Hi Kilian, I’m not sure about that but is is probably possible to run as a different user. If I get some time I’ll test it out and post an update.
Thanks a lot! Great tutorial, worked for me like a charm!
Great!
Thanks! This was very helpful in getting a rootless podman deployment of keycloak up and running.
Great, glad it helped!
This is brilliant and made my day. I express my deepest gratitude to you!
Great! Glad to hear it.
This post is brilliant. I have found pieces of this info all over, but here it all is in one place. Thank you!
Hi Aaron, glad it helped! Thanks for the comment.
Hi! I came to this great overview late. Do you have/time desire to contrast your approach with an alternative approach which appears simpler: making the systemd unit dependent on a specific user service? I have outlined this approach here https://unix.stackexchange.com/a/740642/566350
Hi Mark, I haven’t tried that but if I get some time I can give it a shot. Thanks!
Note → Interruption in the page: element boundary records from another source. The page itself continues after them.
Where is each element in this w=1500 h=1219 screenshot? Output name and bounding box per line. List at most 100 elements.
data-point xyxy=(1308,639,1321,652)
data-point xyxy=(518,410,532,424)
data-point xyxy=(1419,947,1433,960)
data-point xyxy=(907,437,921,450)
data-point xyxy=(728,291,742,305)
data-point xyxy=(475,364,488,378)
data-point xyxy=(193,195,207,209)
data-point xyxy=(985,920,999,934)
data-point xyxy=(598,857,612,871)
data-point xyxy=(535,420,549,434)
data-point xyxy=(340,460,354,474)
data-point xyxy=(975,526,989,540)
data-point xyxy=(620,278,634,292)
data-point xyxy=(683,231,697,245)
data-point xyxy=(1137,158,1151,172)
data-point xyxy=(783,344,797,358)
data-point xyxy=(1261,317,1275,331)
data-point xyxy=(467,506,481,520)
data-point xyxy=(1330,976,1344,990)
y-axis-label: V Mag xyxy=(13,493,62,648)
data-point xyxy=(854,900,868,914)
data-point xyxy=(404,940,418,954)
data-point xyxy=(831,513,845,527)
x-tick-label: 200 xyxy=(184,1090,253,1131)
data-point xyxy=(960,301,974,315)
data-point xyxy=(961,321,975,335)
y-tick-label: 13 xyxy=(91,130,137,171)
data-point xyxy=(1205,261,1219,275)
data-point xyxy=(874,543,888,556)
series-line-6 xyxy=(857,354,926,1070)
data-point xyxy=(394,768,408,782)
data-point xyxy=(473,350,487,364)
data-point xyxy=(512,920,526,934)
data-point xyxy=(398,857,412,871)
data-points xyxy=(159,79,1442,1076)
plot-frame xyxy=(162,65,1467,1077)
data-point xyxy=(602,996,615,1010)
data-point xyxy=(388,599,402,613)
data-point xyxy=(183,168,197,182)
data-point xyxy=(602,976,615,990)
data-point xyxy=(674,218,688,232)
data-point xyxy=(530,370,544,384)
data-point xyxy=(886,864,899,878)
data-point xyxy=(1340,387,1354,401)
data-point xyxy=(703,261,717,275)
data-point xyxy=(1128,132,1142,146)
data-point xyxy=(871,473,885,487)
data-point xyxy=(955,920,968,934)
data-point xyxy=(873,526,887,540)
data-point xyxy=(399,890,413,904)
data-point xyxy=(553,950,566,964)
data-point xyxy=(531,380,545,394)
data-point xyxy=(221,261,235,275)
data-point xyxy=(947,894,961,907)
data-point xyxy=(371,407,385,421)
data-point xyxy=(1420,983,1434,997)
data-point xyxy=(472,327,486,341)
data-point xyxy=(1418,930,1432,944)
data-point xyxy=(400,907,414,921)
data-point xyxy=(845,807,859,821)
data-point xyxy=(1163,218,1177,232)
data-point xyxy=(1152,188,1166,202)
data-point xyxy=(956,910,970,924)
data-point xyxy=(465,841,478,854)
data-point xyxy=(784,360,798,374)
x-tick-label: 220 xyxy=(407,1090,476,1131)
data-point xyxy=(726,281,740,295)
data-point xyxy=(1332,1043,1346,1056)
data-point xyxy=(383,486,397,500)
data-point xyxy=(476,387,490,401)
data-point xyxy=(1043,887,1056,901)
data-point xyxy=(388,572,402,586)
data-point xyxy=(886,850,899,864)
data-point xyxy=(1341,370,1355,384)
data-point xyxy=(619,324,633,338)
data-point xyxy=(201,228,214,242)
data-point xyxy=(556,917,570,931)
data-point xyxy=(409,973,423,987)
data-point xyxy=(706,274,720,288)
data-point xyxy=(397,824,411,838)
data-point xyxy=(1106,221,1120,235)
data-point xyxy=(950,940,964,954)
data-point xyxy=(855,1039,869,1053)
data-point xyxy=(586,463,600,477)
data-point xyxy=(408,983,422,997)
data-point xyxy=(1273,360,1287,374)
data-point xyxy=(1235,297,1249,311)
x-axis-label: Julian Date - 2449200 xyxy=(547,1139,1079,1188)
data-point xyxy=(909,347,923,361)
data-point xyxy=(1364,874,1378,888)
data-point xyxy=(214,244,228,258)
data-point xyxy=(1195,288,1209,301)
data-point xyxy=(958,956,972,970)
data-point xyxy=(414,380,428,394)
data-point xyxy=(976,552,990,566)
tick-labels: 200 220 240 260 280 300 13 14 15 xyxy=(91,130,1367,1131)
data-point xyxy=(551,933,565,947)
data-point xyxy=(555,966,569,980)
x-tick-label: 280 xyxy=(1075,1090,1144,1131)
Hi, I followed your recommendations until systemd units. To persist container across reboots I put a user systemd unit in user’s folder ~/.config/systemd/user/podman-restart.service
This is a slightly modified version of system’s podman-restart, I only added “Environment=PODMAN_SYSTEMD_UNIT=%n” line. Did not need XGD related variables to work. The original system starts rootful containers at boot (/usr/bin/podman $LOGGING start –all –filter restart-policy=always), but cannot start other user’s containers.
Still, systemd units for standalone containers are deprecated (podman generate systemd), and quadlet architecture should be used. This should be noted in this post.
FYI:
Add the “-F” option to the “useradd” command and you can skip the whole manual subuid/subgid bit.
Also, since the Podman systemd generation is deprecated now, maybe update the article to state that since Podman 3.3 you can use “systemctl –user enable podman-restart” (once) and all containers with the proper restart option will restart automagically.